Manuel Lopes - The Strategic Student Approach for Life-Long Exploration and Learning (2012)

History / Edit / PDF / EPUB / BIB /
Created: June 24, 2017 / Updated: December 21, 2025 / Status: finished / Readability: technical / 4 min read (~776 words)
machine-learning

Learning approaches
- Ordered training examples provided by an external teacher
  - Optimal teaching techniques
  - Curriculum learning
- Internal mechanisms of maturation
- Internal mechanisms for active choice of either training examples, tasks to be explored, learning methods to be used, or questions to pose to a teacher
Two broad strategies have been investigated
- Methods devised around the strategy consisting in first exploring what is maximally complex (e.g., uncertain, high prediction errors, least visited) and then progressively explore what is more simple
- First exploring what is simpler, and then progressively exploring what is more complex
To realize developmental exploration, mechanisms of intrinsically motivated exploration and learning were introduced, modeling aspects of human spontaneous exploration and motivation
Learning progress: measuring how learning performance improve over time or over learning methods
We show that, if certain underlying properties of the learning problems are present (sub-modularity), an optimal developmental solution to this class of problem can be achieved through greedy maximization of learning progress

We imagine a student that is going to be tested in $K$ different topics and there are still $N$ days before the exam
The problem for the student is to decide, each day, how to allocate the time to study each particular topic
We assume that the topics are learnable at different rates and with different expected final scores
Two effects of the learning curve between different subjects being different:
- For the same allocated time on a given topic the expected score differs
- The learning rate decreases with the total allocated time
The problem can then be defined as finding the time allocation that maximize the average scores on all the different subjects with the restriction that the total time allocated is equal to the total time until the exam N
$n_i$ is the total amount of time taken with topic $i$ and $q_i(n_i)$ is a function that describes the expected score on topic $i$ if $n_i$ time is used to study it
The strategic student has to solve the following problem
$$ \begin{align*} \max_{n_1, \dots, n_K} \sum_{i=1}^K q_i(n_i) \\ s.t. \sum_i n_i = N & , & n_i \ge 0 \end{align*}$$
When studying for some topics some chapters might be common with some other topics. [...] We can make a more complex model that represents this correlation betweens topic
We can make the total score per subject depend on the time taken on all subjects
We define a new function $q_i(\sum_{j=1}^K \phi_{ij}n_j)$ where the weights $\phi_{ij}$ represent how the different topics are related
We can select, at each time instant:
- the topic with less time allocated
- the topic with lower expected score
- the topic with score closest to the maximum
- the topic with maximum expected improvement in score
We consider $K$ topics each one with a standard power law for the scores
$p_i$ is the difficulty of topic $i$
The expected total score is the sum of the subject's score, $q_i = C_i(1 - e^{-\frac{n_i}{p_i}}) + B_i$
The coefficient C and B make it explicit that it is not possible to achieve the same score in all topics and that some topics weight more than others
For a known time frame $N$, the strategic student problem can be defined as
$$ \begin{align*} \max_{n_i} \sum_{i} C_i(1 - e^{-\frac{n_i}{p_i}}) + B_i \\ s.t. \sum_i n_i = N & , & n_i \ge 0 \end{align*}$$
Heuristic of learning progress: At each time instant the student chooses the task where the expected progress is maximum, in other words, the task whose learning curve has a higher derivative (as long as learning is done under a smooth learning curve)

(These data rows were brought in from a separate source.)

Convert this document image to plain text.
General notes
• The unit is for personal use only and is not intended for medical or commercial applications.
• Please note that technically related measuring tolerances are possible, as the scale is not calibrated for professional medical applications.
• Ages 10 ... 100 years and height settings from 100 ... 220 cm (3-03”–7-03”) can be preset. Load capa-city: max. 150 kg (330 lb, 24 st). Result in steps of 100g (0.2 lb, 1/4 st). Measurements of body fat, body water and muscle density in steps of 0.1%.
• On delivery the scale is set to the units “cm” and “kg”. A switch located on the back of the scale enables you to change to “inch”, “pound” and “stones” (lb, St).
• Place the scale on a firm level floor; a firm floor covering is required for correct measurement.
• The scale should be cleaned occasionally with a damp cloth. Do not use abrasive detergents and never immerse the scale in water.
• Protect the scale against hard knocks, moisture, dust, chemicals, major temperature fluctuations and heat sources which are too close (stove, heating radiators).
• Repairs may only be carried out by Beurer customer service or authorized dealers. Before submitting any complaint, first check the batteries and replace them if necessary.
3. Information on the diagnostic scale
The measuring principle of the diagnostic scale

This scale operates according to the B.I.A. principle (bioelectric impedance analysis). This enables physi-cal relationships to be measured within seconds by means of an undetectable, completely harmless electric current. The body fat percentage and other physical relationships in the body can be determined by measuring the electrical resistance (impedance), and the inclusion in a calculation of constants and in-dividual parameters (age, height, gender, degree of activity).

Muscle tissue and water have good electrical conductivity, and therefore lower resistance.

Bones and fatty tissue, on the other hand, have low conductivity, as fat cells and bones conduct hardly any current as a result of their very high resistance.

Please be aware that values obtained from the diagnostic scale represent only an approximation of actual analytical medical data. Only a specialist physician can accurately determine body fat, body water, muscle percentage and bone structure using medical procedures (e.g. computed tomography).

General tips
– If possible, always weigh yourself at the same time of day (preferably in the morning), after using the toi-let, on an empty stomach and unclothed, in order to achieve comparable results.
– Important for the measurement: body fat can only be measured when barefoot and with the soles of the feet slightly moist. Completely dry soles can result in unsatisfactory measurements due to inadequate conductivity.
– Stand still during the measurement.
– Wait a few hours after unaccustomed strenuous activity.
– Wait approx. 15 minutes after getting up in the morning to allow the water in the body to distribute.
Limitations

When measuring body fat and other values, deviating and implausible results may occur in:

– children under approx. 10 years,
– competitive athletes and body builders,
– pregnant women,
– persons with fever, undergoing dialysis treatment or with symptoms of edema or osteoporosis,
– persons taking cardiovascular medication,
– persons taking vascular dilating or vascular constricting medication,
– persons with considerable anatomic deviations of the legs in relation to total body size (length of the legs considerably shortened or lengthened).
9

A simple greedy algorithm will provide a solution that is close to optimal for the case of submodular functions thus solving the combinatorial aspect of the problem
Two main difficulties we have:
- The case of non-submodular functions
- The score function needs to be estimated empirically
Both problems require a stochastic approach to either assure that early low learning progress is not due to ill behaved score functions and to balance between exploration, to estimate the progress, and exploitation, to select the topic with higher learning progress
To have an initial solution to the SSP we can rely on the EXP4 algorithm

Lopes, Manuel, and Pierre-Yves Oudeyer. "The strategic student approach for life-long exploration and learning." Development and Learning and Epigenetic Robotics (ICDL), 2012 IEEE International Conference on. IEEE, 2012.